Tax News: January 2016

How you can help prevent tax-related identity theft

Tax-related fraud isn’t a new crime, but tax preparation software, e-filing and increased availability of personal data have made tax-related identity theft increasingly easy to perpetrate. The IRS is taking steps to reduce such fraud, but taxpayers must play their part, too.

How they do it

Criminals perpetrate tax identity theft by using stolen Social Security numbers and other personal information to file tax returns in their victims’ names. Naturally, the fake returns claim that the filer is owed a refund — and the bigger, the better.

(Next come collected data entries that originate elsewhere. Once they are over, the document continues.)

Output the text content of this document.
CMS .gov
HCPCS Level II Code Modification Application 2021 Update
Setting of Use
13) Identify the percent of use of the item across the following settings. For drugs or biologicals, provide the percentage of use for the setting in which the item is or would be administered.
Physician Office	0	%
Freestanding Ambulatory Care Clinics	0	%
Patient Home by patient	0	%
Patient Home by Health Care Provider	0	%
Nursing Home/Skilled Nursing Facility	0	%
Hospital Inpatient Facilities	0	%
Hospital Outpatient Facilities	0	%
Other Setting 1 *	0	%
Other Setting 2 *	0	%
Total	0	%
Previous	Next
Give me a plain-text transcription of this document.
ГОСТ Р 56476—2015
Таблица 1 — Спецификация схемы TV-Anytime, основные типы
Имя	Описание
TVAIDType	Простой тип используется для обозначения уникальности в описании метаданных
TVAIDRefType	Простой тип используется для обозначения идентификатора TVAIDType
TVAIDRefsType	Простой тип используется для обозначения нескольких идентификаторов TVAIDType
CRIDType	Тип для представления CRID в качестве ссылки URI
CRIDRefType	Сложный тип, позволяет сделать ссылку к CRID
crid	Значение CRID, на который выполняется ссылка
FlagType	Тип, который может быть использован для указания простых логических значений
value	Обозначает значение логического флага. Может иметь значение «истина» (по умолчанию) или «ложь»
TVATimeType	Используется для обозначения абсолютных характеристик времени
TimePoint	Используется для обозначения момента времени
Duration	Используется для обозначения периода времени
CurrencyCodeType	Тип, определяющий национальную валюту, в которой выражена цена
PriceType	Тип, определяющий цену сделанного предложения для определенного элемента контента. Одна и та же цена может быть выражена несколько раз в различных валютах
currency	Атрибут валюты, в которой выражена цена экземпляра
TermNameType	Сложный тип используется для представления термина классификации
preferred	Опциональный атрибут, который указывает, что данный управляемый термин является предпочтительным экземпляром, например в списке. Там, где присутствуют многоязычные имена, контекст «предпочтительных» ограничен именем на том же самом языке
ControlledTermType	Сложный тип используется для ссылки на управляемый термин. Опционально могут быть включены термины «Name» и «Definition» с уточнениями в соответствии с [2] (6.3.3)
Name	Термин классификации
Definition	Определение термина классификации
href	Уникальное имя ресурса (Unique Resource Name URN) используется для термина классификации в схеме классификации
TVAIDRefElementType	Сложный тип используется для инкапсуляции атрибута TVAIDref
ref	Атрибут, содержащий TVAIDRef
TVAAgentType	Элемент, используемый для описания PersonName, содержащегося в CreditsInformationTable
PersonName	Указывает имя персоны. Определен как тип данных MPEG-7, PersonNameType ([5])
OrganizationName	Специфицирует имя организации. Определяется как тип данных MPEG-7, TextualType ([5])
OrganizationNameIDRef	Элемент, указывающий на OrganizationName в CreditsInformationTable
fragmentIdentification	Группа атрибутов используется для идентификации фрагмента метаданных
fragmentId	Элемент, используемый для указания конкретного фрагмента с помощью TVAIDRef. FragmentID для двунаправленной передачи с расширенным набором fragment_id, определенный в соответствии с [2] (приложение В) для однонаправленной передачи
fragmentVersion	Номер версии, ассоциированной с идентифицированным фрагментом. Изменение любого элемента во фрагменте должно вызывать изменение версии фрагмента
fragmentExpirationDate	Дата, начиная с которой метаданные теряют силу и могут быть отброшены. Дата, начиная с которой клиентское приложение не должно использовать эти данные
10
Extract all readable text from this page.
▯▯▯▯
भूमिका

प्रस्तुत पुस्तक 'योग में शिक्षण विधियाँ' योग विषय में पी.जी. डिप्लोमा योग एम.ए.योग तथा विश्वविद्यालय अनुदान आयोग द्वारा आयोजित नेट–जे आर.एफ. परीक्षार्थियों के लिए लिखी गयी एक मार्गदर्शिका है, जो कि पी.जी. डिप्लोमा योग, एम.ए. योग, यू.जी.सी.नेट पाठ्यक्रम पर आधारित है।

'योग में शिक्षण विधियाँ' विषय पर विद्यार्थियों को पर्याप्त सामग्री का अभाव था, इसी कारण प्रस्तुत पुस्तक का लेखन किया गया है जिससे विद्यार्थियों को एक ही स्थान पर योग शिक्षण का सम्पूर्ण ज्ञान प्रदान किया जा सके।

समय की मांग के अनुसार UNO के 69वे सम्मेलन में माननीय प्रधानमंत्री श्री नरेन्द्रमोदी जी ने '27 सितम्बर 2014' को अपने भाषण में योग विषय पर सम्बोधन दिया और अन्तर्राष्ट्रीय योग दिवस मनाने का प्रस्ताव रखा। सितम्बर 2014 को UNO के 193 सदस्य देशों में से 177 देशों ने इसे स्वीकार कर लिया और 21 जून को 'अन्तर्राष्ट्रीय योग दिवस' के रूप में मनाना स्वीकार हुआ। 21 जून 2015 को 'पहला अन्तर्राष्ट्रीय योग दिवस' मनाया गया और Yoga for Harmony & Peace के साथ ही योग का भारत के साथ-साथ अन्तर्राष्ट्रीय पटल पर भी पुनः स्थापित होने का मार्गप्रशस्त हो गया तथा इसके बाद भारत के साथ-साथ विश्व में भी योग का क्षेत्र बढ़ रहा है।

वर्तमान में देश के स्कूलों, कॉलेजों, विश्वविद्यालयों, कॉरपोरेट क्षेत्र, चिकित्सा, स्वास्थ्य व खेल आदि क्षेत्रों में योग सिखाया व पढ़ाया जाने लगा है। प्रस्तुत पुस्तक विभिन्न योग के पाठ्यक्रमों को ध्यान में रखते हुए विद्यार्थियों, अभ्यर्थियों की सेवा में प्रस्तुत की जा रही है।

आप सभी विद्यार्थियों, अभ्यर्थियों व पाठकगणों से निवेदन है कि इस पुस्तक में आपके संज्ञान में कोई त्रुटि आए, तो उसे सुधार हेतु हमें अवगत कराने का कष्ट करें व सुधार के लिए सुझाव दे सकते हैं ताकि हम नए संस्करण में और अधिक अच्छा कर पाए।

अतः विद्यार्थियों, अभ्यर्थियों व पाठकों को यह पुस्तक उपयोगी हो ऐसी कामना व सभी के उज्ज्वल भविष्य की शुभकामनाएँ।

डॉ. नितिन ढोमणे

To ensure they’re a step ahead of taxpayers filing legitimate returns and employers submitting W-2 and 1099 forms, the thieves file early in the tax season. They usually request that refunds be made to debit cards, which are hard for the IRS to trace once they’re distributed.

IRS takes action

The increasing rate of tax-related fraud — not to mention the well-publicized 2015 IRS data breach — has spurred government agencies and private sector businesses to act. This past June, a coalition made up of the IRS, state tax administrators, tax preparation services and payroll and tax product processors announced a new program with five initiatives:

  1. Taxpayer identification.Coalition members will review transmission data such as Internet Protocol numbers.
  2. Fraud identification.Members will share fraud leads and aggregated tax return information.
  3. Information assessment.The Refund Fraud Information Sharing and Assessment Center will help public and private sector members share information.
  4. Cybersecurity framework.Members will be required to adopt the National Institute of Standards and Technology cybersecurity framework.
  5. Taxpayer awareness and communication.Members will increase efforts to inform the public about identity theft and protecting personal data.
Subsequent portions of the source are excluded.